Jumlah terbesar kedua setelah pekerja di sektor pertanian, adalah pekerja di
sektor perdagangan yaitu sebesar
13,5 juta orang (16,6 persen) dan disusul secara berurutan oleh pekerja di
sektor jasa yaitu 11,8 juta orang (14,5 persen) serta di sektor industri pengolahan yaitu
8,6 juta orang (10,7 persen).
Dilihat dari
tingkat pendidikan yang ditamatkan oleh pekerja, sebagian besar pekerja
memiliki tingkat pendidikan SD dan SD ke bawah. Secara keseluruhan kelompok pekerja yang
tamat SD dan SD ke bawah
ini berjumlah 58,4 juta orang atau 71,8 persen. Jumlah angkatan kerja yang
berpendidikan SMTP adalah sebesar 8,8 juta orang (10,9 persen), sedangkan yang berpendidikan
SMTA sebanyak 11,4 juta (14,0 persen). Jumlah pekerja yang
berpendidikan perguruan tinggi
sebanyak 2,6 juta (3,2 persen).
Ditinjau dari
status pekerjaan, angkatan kerja yang bekerja meliputi mereka yang bekerja di
sektor informal dan formal. Mereka yang berstatus sebagai pekerja di sektor informal
tampak masih cukup besar, yaitu berjumlah 53,3 juta orang atau 65,7
persen. Kelompok ini terdiri dari pekerja yang berusaha sendiri
tanpa bantuan orang lain 16,1 juta (19,8
persen), berusaha dengan dibantu orang lain 20,5 juta (25,3
persen) dan pekerja keluarga 16,7 juta (20,6 persen). Di sisi lain, kelompok pekerja di sektor
formal sebesar 27,9 juta orang atau sebesar 34,3 persen, yaitu terdiri dari
pekerja yang berusaha dengan buruh tetap 1,0 juta (1,2 persen) dan buruh/karyawan,
baik pemerintah maupun swasta, berjumlah 26,9 juta (33,1 persen).
Meskipun sebagian besar pekerja masih berpendidikan rendah dan bekerja di
sektor informal, namun tidak mengurangi kemampuan tenaga kerja untuk
memproduksi barang dan jasa. Kemampuan pekerja dalam menghasilkan barang dan
jasa tersebut tercermin dari nilai produktivitas pekerja Indonesia.
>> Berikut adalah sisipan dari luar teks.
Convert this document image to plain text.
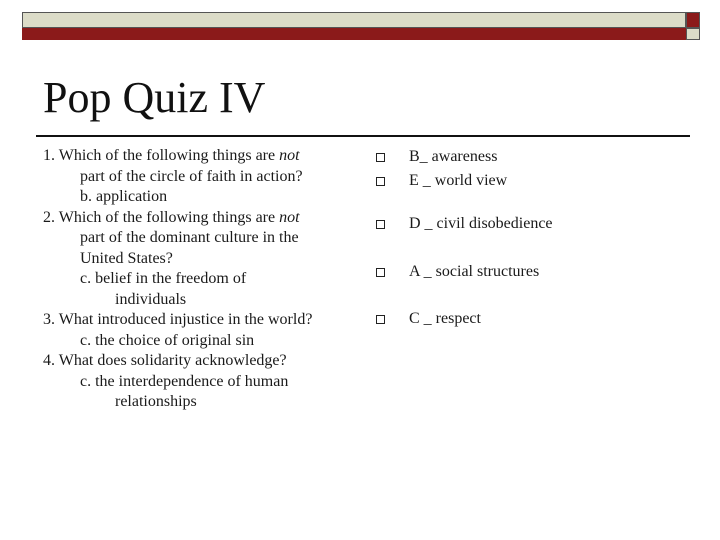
Pop Quiz IV
1. Which of the following things are not
part of the circle of faith in action?
b. application
2. Which of the following things are not
part of the dominant culture in the
United States?
c. belief in the freedom of
individuals
3. What introduced injustice in the world?
c. the choice of original sin
4. What does solidarity acknowledge?
c. the interdependence of human
relationships
B_ awareness
E _ world view
D _ civil disobedience
A _ social structures
C _ respect
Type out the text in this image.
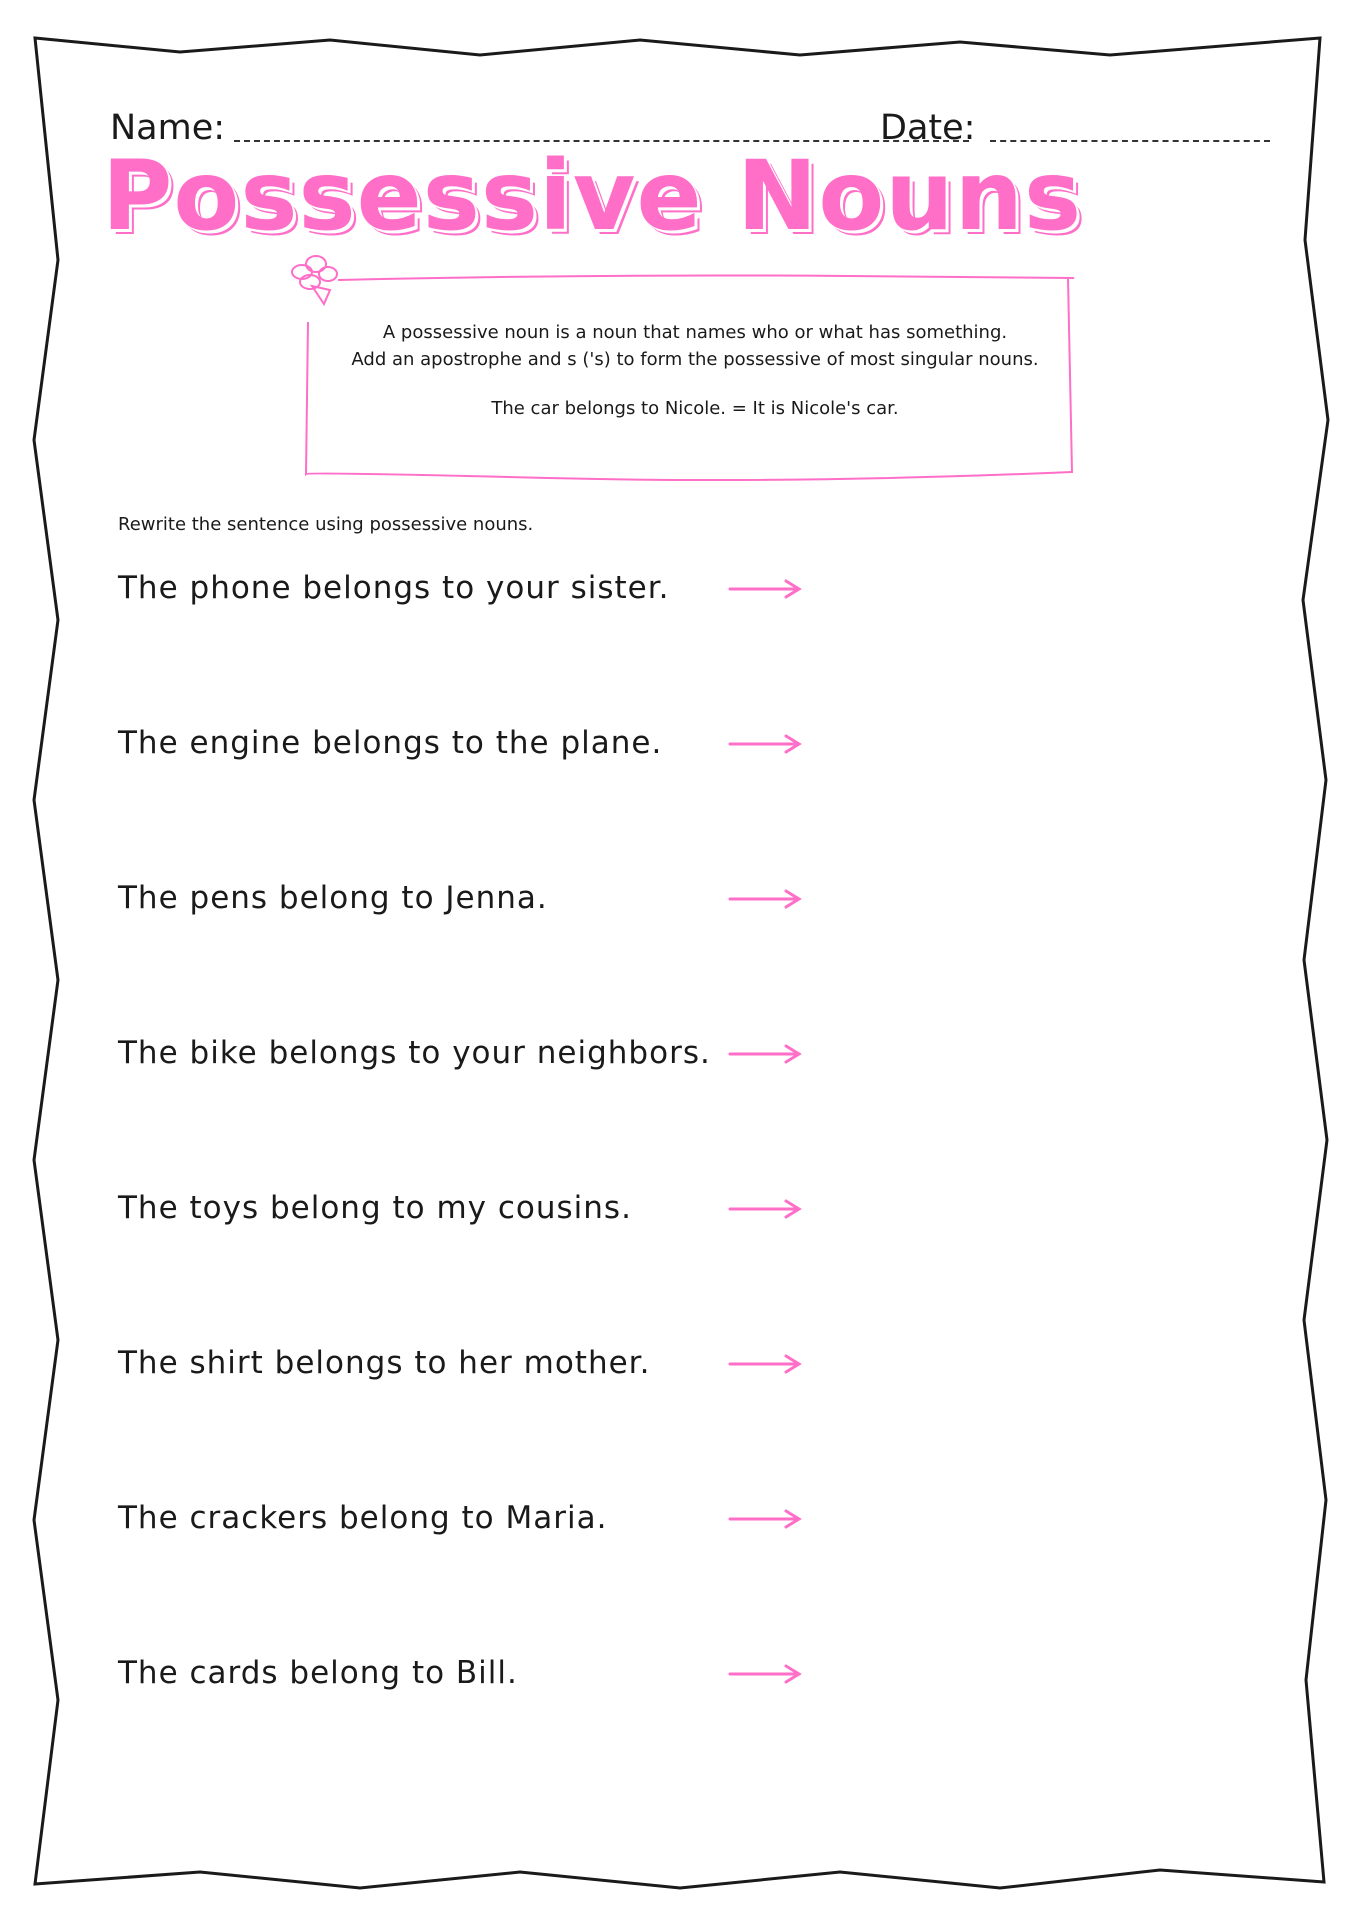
Name:	Date:
Possessive Nouns
A possessive noun is a noun that names who or what has something.
Add an apostrophe and s ('s) to form the possessive of most singular nouns.
The car belongs to Nicole. = It is Nicole's car.
Rewrite the sentence using possessive nouns.
The phone belongs to your sister.
The engine belongs to the plane.
The pens belong to Jenna.
The bike belongs to your neighbors.
The toys belong to my cousins.
The shirt belongs to her mother.
The crackers belong to Maria.
The cards belong to Bill.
Pada tahun
1995, berdasarkan harga konstan 1993, produktivitas pekerja Indonesia yang
diukur dari PDB per pekerja cukup memberikan basil yang memuaskan yaitu sebesar
Rp4,7 juta. Membaiknya produktivitas, diharapkan dapat memberi sumbangan yang
berarti kepada pendapatan nasional dan sekaligus meningkatkan kesejahteraan
pekerja.
Pelaksanaan dan basil pembangunan tahun
kedua Repelita VI melalui program pokok dan penunjang di
sektor ketenagakerjaan pada garis besarnya adalah sebagai berikut.
1. Program Pokok
a.
Program Pembinaan dan Pengembangan Kesempatan Kerja dan Produktivitas
Program pembinaan dan pengembangan kesempatan kerja dan
produktivitas bertujuan untuk mendorong, memasyarakatkan dan meningkatkan
produktivitas tenaga kerja terutama di koperasi, usaha menengah, dan usaha kecil. Melalui kegiatan-kegiatan dalam
program ini, diupayakan untuk menciptakan iklim yang dapat mendorong perluasan lapangan kerja dan peningkatan efisiensi secara menyeluruh. Upaya yang ditempuh meliputi pengembangan
produktivitas dan pembinaan lembaga produktivitas.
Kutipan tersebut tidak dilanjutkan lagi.